Projection vs Actual
Source of Difference
~ Operation Metrics ~
 Conversion rate defined as LTM Active Buyer / Avg. MAU decreased (an improvement for me) significantly by around 10 percentage points.
 Actual LTM average rate per active buyer is higher then projected
 Overestimation of adoption rate based on Wechat MAU
 Underestimation of monetization rate
~ Resulting Financial Results ~
[Revenue] Slightly overestimated by 1.9%, after factor in all top-line related operation metric estimation difference
[Gross Profit] Underestimated Gross Profit Margin by 1.5 percentage points. The absolute amount is luckily inline.
[Sales & Marketing Expense] Slightly overestimated by 1.4% which means the my LTM CAC approach and parameter estimation were both fine in 3Q18.
[General & Administrative Expense] Underestimate a lot due to noise of one-off share-based compensation in 2Q18. Now we have a clearer ratio (and hopefully more stable) to project going forward.
[Research and Development Expense] Underestimated the R&D exp ratio by 2.8%. Basically it’s at management’s discretion so if the company thinks it’s too early to provide guidance, what we can do is guessing based on historical data or other information.
[Operating Loss] Taking into above deviation, operating loss was underestimated by 33%.

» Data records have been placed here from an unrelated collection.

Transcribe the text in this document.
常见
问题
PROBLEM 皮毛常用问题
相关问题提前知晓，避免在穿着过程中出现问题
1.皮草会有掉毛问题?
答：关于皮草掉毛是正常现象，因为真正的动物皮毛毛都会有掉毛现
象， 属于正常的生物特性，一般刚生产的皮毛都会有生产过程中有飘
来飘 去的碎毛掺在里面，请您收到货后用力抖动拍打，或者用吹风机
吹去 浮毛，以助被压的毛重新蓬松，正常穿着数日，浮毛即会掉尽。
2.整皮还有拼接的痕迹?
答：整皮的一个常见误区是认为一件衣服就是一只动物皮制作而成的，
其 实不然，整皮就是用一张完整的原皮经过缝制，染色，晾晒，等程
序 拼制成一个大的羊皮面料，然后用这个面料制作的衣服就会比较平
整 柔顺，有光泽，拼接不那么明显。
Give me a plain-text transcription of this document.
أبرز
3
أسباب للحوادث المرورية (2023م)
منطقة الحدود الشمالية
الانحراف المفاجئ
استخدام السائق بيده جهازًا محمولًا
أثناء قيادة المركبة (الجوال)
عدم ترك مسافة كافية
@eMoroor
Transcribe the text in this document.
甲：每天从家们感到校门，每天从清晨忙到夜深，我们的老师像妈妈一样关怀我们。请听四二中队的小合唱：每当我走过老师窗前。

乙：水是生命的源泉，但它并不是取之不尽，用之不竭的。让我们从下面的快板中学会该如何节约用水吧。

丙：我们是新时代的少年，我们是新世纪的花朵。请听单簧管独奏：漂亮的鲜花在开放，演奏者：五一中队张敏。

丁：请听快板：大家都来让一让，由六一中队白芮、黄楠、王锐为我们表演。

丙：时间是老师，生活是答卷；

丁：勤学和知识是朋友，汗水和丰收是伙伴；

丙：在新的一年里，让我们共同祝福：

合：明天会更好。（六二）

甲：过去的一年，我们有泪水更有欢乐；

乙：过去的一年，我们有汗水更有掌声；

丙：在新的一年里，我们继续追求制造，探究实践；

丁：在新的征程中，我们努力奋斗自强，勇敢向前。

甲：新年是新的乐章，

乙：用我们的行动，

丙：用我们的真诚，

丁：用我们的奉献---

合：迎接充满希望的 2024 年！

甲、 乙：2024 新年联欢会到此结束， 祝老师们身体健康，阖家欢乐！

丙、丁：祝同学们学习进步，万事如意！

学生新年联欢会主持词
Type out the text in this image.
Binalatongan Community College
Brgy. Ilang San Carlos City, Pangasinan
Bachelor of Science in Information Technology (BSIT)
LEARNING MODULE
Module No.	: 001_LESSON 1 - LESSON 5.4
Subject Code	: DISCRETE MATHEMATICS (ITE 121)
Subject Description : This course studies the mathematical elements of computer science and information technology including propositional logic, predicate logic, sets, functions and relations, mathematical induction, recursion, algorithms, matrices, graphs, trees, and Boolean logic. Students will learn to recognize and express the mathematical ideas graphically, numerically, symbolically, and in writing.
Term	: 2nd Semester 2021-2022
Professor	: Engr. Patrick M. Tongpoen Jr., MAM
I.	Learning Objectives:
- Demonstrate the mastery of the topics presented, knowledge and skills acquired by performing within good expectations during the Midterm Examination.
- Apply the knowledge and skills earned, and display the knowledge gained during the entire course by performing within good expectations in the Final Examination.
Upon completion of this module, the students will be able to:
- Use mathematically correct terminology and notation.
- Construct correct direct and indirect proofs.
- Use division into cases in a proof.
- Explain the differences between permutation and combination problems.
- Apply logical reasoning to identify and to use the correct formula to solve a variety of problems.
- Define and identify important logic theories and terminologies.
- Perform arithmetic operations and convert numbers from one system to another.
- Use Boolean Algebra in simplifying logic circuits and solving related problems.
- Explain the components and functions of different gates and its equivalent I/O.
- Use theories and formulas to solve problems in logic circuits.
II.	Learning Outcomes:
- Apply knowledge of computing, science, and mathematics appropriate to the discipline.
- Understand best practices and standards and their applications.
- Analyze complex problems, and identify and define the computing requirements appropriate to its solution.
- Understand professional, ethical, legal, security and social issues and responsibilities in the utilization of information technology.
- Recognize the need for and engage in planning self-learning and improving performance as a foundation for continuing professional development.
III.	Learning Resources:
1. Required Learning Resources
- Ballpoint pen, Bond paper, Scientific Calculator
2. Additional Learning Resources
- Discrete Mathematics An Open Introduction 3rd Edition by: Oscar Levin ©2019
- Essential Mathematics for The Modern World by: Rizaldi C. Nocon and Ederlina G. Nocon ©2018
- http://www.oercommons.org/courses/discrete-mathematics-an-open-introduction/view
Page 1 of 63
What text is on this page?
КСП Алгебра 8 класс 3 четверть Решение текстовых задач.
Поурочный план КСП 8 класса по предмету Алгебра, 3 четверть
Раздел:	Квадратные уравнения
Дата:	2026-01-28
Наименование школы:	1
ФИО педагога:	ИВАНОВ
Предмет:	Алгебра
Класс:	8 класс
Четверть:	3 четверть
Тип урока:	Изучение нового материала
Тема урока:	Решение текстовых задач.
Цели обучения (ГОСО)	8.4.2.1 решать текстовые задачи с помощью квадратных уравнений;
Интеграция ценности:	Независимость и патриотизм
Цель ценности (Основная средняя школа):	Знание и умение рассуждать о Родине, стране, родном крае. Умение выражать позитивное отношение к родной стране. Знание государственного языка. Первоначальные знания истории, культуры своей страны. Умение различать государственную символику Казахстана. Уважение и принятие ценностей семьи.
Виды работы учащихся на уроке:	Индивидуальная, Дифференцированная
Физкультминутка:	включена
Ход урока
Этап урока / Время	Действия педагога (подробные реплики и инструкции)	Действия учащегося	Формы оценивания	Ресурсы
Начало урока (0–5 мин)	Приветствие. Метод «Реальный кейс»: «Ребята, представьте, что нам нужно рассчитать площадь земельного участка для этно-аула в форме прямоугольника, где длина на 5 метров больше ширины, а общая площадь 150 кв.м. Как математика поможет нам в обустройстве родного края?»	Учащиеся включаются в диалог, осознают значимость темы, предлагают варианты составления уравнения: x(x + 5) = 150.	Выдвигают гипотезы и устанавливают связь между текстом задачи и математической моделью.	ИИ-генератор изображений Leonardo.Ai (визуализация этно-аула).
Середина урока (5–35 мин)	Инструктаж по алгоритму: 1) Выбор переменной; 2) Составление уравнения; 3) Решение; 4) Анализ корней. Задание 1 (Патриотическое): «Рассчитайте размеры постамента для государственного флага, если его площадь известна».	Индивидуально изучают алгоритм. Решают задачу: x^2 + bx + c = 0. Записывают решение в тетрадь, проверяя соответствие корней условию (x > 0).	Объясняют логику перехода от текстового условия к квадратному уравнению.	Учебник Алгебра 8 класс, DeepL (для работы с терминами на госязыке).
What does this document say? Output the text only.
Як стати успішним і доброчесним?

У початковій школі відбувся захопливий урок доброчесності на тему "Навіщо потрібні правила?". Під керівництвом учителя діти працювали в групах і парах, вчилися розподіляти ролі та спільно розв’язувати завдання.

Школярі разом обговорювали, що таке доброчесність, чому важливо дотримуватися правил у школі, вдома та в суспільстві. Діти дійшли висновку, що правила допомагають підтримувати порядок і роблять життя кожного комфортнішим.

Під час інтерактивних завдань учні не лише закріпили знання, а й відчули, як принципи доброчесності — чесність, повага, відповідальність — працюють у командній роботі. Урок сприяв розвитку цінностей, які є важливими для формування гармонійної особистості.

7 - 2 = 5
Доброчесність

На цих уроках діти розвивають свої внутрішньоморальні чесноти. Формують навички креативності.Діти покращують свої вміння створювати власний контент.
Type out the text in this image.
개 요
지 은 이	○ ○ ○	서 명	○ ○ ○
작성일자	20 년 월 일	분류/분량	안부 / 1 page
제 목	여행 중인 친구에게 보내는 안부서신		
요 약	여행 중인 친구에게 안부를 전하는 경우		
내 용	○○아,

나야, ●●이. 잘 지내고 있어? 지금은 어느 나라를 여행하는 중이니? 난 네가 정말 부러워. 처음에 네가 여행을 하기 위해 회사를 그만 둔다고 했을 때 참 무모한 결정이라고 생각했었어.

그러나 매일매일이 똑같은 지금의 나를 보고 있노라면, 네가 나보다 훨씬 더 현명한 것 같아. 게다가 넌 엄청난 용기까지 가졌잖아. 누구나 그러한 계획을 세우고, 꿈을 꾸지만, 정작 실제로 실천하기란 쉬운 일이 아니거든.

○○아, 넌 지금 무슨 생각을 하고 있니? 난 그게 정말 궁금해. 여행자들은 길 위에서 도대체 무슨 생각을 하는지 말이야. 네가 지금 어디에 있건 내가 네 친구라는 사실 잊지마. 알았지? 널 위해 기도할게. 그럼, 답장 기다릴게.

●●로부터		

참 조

[Interest income] Will start model the line item based on beginning all cash position + short-term investment
~ Implications ~
- User engagement gauged by LTM Active Buyer / MAU is improving. The characteristic of metric indicates further decrease in metric for next few quarters before stabilization.
- The characteristic mentioned above might show in the monetization rate as well.
- While unit economics further deteriorated this quarter, the cash burn is very likely to be covered the cashflow PDD extracted from the marketplace (changes in net working capital). This is very favorable for platform to scale up. In addition, the marketplace finance might a major source of profit contribution in the future.